Zaman Digital, Manajemen Data Ibarat Emas
Jakarta, Cyberthreat.id - Pemerintah tengah menyusun Rancangan Undang-undang Perlindungan Data Pribadi (PDP). Nantinya, UU tersebut mengatur seluruh penyelenggara sistem elektronik (PSE) atau platorfm yang bisa mencakup 31 kategori data pribadi seperti nama, alamat, agama hingga golongan darah.
Plt Deputi Bidang Proteksi Badan Siber dan Sandi Negara (BSSN), Agung Nugraha menyebut Indonesia sudah sangat membutuhan UU PDP. Dunia, kata dia, berada dalam interkoneksi dimana data banyak orang bertebaran di Google, Playstore, AppStore, media sosial dll.
"UU PDP ini sudah menjadi kesadaran dunia. Eropa punya General Data Protection Regulation (GDPR) yang jadi trigger hingga sampai ke Indonesia," kata Agung Nugraha kepada Cyberthreat beberapa waktu lalu.
Pemerintah harus memiliki regulasi yang menyangkut semua pihak terkait data pribadi. Aturan ini sifatnya memaksa serta wajib dipatuhi.
Secara keseluruhan, big data bisa saja membahayakan keamanan negara, tapi di sisi lain mampu mendukung pertumbuhan ekonomi nasional.
Data Adalah Emas
Sebuah artikel di ZDNet menyebut manajemen data sebagai jantungnya privasi. Data disebut sebagai konsep yang tidak jelas, tapi dapat mencakup berbagai informasi berharga yang relevan dengan privasi, keamanan dan kenyamanan setiap orang.
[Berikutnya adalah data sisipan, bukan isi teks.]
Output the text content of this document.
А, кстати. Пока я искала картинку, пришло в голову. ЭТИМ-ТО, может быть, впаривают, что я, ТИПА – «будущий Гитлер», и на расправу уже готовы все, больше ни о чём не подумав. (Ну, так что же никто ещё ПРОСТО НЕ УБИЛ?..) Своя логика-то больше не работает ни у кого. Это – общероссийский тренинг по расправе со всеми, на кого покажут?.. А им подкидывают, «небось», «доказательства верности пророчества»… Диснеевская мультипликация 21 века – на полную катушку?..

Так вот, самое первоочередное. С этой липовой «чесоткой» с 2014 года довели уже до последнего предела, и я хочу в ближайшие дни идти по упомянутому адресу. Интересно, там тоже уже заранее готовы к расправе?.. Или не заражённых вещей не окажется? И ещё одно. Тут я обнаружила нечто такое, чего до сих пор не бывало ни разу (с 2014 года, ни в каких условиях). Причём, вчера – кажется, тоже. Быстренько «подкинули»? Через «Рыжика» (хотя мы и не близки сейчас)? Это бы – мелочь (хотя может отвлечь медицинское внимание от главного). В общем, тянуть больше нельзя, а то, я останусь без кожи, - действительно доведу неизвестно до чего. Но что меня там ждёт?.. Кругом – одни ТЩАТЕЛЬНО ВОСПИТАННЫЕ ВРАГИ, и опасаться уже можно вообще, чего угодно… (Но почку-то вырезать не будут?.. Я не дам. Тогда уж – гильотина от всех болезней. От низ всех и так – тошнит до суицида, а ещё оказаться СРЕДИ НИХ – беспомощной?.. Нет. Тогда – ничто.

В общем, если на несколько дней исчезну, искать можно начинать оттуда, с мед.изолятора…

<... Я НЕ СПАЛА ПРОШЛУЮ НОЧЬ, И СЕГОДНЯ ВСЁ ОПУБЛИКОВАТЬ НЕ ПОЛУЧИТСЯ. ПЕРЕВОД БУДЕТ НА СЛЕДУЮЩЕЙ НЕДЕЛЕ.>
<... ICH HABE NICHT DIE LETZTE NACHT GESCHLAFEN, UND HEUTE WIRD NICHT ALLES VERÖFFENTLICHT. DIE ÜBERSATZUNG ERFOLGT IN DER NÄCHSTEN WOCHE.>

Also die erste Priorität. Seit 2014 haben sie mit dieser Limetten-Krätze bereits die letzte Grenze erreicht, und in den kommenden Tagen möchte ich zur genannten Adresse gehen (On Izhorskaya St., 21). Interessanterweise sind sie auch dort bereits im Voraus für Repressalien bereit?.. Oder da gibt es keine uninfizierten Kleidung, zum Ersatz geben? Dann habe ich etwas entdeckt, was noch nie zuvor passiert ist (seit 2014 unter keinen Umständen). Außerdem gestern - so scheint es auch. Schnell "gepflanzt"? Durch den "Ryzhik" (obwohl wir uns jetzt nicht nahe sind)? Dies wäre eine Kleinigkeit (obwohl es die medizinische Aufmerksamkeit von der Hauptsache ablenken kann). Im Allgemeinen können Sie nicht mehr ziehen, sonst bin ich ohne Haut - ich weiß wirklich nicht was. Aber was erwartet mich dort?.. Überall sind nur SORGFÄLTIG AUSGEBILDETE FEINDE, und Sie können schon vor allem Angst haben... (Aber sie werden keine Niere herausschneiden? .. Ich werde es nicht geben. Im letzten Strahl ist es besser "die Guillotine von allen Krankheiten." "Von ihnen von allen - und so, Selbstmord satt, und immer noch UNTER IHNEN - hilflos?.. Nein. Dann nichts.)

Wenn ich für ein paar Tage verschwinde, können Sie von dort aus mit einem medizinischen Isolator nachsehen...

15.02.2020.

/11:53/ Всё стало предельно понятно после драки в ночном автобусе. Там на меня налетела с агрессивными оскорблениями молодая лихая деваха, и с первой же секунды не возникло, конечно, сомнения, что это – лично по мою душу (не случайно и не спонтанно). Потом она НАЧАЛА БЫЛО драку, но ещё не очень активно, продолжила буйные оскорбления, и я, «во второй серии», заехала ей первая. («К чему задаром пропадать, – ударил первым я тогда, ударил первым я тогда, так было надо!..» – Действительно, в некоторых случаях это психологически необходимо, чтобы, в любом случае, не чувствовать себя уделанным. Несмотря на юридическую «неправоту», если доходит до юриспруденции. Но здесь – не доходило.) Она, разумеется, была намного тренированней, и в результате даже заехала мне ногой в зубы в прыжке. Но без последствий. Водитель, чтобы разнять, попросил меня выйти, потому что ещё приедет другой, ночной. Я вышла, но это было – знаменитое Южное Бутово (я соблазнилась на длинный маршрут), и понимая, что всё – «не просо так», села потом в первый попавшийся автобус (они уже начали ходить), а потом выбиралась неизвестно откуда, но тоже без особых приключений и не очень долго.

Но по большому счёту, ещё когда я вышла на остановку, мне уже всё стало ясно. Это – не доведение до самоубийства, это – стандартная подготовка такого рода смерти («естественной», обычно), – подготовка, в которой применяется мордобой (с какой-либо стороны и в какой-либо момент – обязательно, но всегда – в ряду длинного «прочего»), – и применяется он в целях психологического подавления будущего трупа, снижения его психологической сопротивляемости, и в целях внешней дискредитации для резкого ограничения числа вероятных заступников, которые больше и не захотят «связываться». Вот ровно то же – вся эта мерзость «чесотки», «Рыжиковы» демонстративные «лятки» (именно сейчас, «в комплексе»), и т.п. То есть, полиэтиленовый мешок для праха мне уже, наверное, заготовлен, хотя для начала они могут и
Konsep Informasi Identifikasi Pribadi (PII) bisa mencakup nama, alamat rumah, fisik, email, nomor telepon, tanggal lahir, status perkawinan, nomor jaminan sosial, informasi status medis, anggota keluarga, pekerjaan, pendidikan dan lainnya.
Jika PII bocor atau dicuri dalam jumlah yang besar, misalnya melalui phising, membuka kemungkinan terjadinya berbagai hal buruk. Mulai dari pencurian identitas, mengambil pinjaman menggunakan nama anda, penipuan online maupun offline dan sebagainya.
Di tangan yang salah, informasi berharga itu juga dapat menjadi tambang emas bagi pengiklan yang tidak memiliki moral.
Deputi Direktur Lembaga Studi dan Advokasi Masyarakat (ELSAM), Wahyudi Djafar menyebut data-data pribadi ibarat emas yang bisa ditambang lewat bisnis digital.
"Maka kemudian data harus dilindungi sedemikian rupa karena memang sangat berharga seperti emas," kata Wahyudi kepada Cyberthreat beberapa waktu lalu.
Punya GDPR, Eropa Masih Alami Kebocoran Data
Laporan terbaru dirilis GDPR bersama konsultan e-Privacy Cookiebot awal Maret 2019, menyebutkan 112 perusahaan komersial secara sistematis memanen informasi data pribadi melalui portal pemerintah Uni Eropa dan layanan publik.
Sepuluh dari 112 perusahaan tersebut menutupi identitasnya. Itu artinya masalah yang berpotensi muncul ke depan jauh lebih dalam daripada yang kita pikirkan saat ini.
Data-data itu mungkin berakhir dengan kepemilikan pialang data, di dalam maupun di luar industri jaringan iklan.
Cookiebot juga menemukan fakta bahwa 89 persen situs web resmi pemerintah dari negara anggota Uni Eropa (UE) berisi pelacakan iklan pihak ketiga. Padahal situs web tersebut tidak memerlukan dukungan iklan untuk menjalankannya.
Secara total, 25 dari 28 situs web resmi pemerintah di UE berisi pelacak iklan yang dapat digunakan untuk memantau halaman mana yang dipilih pengunjung, di mana mereka mengklik dan mengarahkan, serta kecepatan dan pola pengguliran.